Adriana Rebelo não aceita que se faça de Santa Cruz um “museu”

Junta Santa Cruz_Adriana Rebelo Presidente Jornal Diario da Lagoa

A Presidente da Junta de Freguesia de Santa Cruz considera que o ano de 2016 foi o primeiro ano de um novo ciclo, sendo que os dois primeiros anos do seu mandato foram marcados pela impossibilidade de se fazer algo mais do que “navegar à vista” face a todas as contingências e incertezas impostas pela crise.

Em declarações ao Jornal Diário da Lagoa, Adriana Rebelo faz um balanço positivo e de esperança no futuro, apesar dos tempos continuarem difíceis e marcados pela necessidade de dar respostas às situações de emergência social.

A autarca destacou a 25ª edição das Festas de Santo António que consagraram Santa Cruz como a freguesia organizadora das maiores festas populares da Cidade de Lagoa.

“Foram dias de uma beleza que saltou à vista de todos os lagoenses e de todos os que nos visitaram”, disse Adriana Rebelo, reforçando a ideia de que o ano de 2016 ficou também marcado pela concretização de um trabalho difícil, principalmente no que diz respeito à consolidação das contas da junta.

A Presidente sente que os santacruzenses podem orgulhar-se de ter uma junta de freguesia que honrou “todos os seus compromissos” e isso apesar de todas as dificuldades geradas pela diminuição dos recursos públicos.
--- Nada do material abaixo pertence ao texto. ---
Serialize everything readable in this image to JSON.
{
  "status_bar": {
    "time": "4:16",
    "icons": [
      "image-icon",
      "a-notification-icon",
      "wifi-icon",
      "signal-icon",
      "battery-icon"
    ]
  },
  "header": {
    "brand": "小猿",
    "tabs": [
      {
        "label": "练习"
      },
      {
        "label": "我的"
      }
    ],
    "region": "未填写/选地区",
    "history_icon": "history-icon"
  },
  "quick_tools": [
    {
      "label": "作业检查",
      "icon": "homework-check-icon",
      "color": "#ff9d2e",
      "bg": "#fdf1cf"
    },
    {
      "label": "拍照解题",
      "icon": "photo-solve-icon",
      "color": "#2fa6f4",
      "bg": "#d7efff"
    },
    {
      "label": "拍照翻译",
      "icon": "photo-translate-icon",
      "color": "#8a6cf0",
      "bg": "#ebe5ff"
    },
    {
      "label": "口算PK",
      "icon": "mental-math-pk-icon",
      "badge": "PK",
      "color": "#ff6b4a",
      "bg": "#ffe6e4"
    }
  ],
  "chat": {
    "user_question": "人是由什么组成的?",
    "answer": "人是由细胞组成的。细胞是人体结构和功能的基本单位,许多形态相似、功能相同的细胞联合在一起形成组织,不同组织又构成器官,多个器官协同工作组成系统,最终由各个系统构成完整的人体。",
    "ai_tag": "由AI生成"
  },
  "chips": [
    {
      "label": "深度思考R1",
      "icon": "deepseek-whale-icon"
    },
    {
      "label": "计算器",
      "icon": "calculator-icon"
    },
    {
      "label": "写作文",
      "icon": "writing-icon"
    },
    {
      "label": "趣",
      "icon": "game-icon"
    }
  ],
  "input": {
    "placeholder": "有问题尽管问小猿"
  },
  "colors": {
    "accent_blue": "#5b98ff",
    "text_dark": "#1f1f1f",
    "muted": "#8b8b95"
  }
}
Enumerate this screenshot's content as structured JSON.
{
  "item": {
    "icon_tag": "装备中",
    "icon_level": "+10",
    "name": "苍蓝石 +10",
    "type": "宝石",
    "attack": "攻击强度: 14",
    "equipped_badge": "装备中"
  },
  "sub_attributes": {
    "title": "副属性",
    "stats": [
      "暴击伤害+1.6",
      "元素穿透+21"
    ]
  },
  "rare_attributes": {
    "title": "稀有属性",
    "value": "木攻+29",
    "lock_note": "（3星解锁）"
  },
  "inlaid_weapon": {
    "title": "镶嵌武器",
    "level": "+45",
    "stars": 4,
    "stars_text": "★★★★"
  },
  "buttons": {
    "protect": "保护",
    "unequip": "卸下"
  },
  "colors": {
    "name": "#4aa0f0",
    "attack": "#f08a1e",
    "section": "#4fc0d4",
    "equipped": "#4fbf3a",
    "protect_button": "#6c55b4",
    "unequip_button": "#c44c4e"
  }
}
A dimensão da crise económica e social impediu a concretização de todo o programa eleitoral que, Adriana Rebelo apresentou aos santacruzenses nas eleições de 2013.

No decorrer do seu mandato, explica que foi obrigada a mudar muitas das prioridades iniciais para acudir à realidade do que se estava a passar na freguesia. Segundo referiu, isso provocou algumas dúvidas, nomeadamente se a crise não iria ser utilizada pela mesma e pelo seu executivo como justificação de alguma inoperância futura ou até mesmo se os recursos financeiros da Junta seriam utilizados para atividades de promoção pessoal, em prol das eleições autárquicas de 2017.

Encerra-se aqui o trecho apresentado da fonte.